Es ist beglückend, dass der russische Oppositionspolitiker Nawalny gestern kontrolliert aus dem ärztlich eingeleiteten Koma zurückgeholt werden konnte und ansprechbar war. Gott sei Dank. Man muss aber jetzt weiterhin und vielleicht sogar mehr um Navalny besorgt sein: Der Arm russischer Mordanschläge endet nicht an den russischen Grenzen, wie man seit S. Changoschwili (2019) und Sergej Skripal (2018) weiß. Im Fall von Skripal wurde ebenfalls wie bei Nawalny das Nervengift Nowitschok eingesetzt.
Es ist nun der Zeitpunkt gekommen, sich nicht weiter von Russland vorführen zu lassen. Ein spürbares Zeichen für Russland wäre es auf den Weiterbau von North Stream 2 zu verzichten. Wenn dies über die europäische Schiene veranlasst würde, könnte das auch die Schadensersatzansprüche beteiligter Firmen geringer halten.
Eine wenig sympathische Rolle spielt die Partei “Die Linke” in der innenpolitischen Beurteilung dieses Falles. Am Sonntag noch hat die Linken-Politikerin Sevim Da?delen bei Anne Will sich in vornehmer Zurückhaltung geübt. Wahrscheinlich hätte sie sich auch auf Ahnungslosigkeit berufen, wenn sie unmittelbar Zeugin des Giftanschlags geworden wäre. Übrigens, Sevim Da?delen steht nicht allein mit dieser ausgesprochen nachsichtigen Haltung gegenüber Russland innerhalb der “Linken” gegenüber Verbrechen, die man Russland zuschreiben muss: Klaus Ernst, Dietmar Bartsch und Klaus Gysi tuten in das gleiche Horn.
Dies ist auch nicht verwunderlich bei der DNA der “Linken”. Wie schon die Vorläuferparteien DKP, SEW, DFU und SED hat sie vielfältige Förderung aus Russland (auch finanzieller Art) mit der Münze politischer Unterstützung des russischen Machtanspruchs zurückgezahlt.
Nutzanwendung für die kommende Kommunalwahl in NRW? Manches an der Partei “Die Linke” mag sympathisch erscheinen. Solange diese Partei aber keinen nachvollziehbaren Kehraus mit ihrer letztlich stalinistischen Vergangenheit vorzeigen kann, ist sie in meinen Augen nicht wählbar. Ich hoffe, dass viele Wähler*innen am Sonntag (13.9.) das ähnlich sehen und dieser Partei ihre Stimme versagen.
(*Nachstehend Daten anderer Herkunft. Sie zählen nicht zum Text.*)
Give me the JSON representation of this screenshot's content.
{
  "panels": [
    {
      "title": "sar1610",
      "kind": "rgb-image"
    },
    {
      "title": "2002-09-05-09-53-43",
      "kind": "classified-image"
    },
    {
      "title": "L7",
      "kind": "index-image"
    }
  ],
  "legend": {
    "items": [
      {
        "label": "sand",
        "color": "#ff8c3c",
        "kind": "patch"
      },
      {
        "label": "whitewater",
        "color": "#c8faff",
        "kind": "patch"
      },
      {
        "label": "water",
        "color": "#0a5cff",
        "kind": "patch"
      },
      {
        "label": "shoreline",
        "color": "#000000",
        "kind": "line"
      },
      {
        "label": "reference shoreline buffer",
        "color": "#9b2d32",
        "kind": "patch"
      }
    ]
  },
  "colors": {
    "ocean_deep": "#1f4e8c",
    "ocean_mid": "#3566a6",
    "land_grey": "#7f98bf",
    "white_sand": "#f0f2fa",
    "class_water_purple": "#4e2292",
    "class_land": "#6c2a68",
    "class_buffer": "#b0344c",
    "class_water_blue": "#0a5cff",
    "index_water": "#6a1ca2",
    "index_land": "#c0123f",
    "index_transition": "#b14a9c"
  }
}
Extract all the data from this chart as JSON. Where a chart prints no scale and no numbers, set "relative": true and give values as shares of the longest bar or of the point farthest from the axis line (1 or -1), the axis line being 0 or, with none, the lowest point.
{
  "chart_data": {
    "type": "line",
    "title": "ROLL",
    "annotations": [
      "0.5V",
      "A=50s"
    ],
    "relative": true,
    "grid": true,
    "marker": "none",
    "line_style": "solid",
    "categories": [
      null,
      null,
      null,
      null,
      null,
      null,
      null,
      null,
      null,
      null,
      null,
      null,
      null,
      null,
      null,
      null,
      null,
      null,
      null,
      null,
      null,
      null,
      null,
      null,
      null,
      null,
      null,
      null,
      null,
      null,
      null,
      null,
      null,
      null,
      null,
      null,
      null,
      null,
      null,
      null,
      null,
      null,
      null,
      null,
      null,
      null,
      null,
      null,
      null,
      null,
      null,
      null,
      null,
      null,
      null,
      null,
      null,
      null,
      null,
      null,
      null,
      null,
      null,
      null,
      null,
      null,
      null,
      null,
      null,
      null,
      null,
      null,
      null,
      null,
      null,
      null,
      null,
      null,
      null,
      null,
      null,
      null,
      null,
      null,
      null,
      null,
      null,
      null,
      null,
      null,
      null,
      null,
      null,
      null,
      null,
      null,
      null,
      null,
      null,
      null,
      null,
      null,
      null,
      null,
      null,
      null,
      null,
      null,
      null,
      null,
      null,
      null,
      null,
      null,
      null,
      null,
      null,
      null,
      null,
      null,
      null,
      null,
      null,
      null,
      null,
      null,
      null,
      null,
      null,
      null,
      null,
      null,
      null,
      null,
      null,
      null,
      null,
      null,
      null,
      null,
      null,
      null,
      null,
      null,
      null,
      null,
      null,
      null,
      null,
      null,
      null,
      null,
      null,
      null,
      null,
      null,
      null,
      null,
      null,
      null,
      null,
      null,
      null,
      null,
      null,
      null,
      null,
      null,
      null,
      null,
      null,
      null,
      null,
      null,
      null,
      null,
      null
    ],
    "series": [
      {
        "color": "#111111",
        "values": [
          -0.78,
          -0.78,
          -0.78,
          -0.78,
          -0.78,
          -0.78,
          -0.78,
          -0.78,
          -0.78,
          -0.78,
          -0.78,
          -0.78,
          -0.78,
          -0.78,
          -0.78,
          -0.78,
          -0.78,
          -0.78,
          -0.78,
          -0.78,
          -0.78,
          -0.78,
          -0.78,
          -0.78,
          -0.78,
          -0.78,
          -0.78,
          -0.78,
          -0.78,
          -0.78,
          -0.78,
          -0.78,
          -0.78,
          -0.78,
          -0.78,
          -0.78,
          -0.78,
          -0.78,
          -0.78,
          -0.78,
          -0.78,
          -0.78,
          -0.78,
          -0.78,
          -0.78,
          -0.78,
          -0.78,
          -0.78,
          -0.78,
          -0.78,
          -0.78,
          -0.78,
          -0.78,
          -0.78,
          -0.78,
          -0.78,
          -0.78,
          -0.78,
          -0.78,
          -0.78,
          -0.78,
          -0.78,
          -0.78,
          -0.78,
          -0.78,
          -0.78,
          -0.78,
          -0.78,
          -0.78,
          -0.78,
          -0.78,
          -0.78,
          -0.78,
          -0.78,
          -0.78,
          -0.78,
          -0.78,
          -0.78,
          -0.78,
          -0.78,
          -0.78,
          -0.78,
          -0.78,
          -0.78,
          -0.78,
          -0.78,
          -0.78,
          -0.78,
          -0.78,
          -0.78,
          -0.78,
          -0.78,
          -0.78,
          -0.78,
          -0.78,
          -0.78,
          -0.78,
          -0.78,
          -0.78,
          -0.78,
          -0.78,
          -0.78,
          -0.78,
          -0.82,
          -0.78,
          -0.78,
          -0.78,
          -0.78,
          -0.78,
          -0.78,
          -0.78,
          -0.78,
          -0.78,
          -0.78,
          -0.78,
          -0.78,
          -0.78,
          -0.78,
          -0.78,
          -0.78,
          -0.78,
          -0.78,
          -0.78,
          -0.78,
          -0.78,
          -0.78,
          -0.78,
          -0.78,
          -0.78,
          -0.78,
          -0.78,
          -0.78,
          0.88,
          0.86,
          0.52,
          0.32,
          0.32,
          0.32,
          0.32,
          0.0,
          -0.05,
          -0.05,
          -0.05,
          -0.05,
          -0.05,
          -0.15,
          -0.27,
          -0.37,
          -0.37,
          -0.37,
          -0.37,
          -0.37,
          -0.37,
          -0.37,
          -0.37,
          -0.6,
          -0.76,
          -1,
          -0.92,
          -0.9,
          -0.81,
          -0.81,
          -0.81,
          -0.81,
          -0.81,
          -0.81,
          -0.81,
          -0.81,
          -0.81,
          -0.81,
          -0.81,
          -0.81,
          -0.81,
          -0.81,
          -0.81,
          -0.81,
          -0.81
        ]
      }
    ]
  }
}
Langfristig wäre es wichtig, dass zivilgesellschaftliche Gruppen in Russland unterstützt werden, wie das z.B. von der Heinrich-Böll-Stiftung getan wird. Solange Russland anti-demokratisch im In- und Ausland agiert, sollten auch in Russland engagierte Firmen wie VW, SAP, Siemens, BMW usw. überlegen, ob sie ihr wirtschaftliches Engagement dort nicht zurückfahren oder beenden.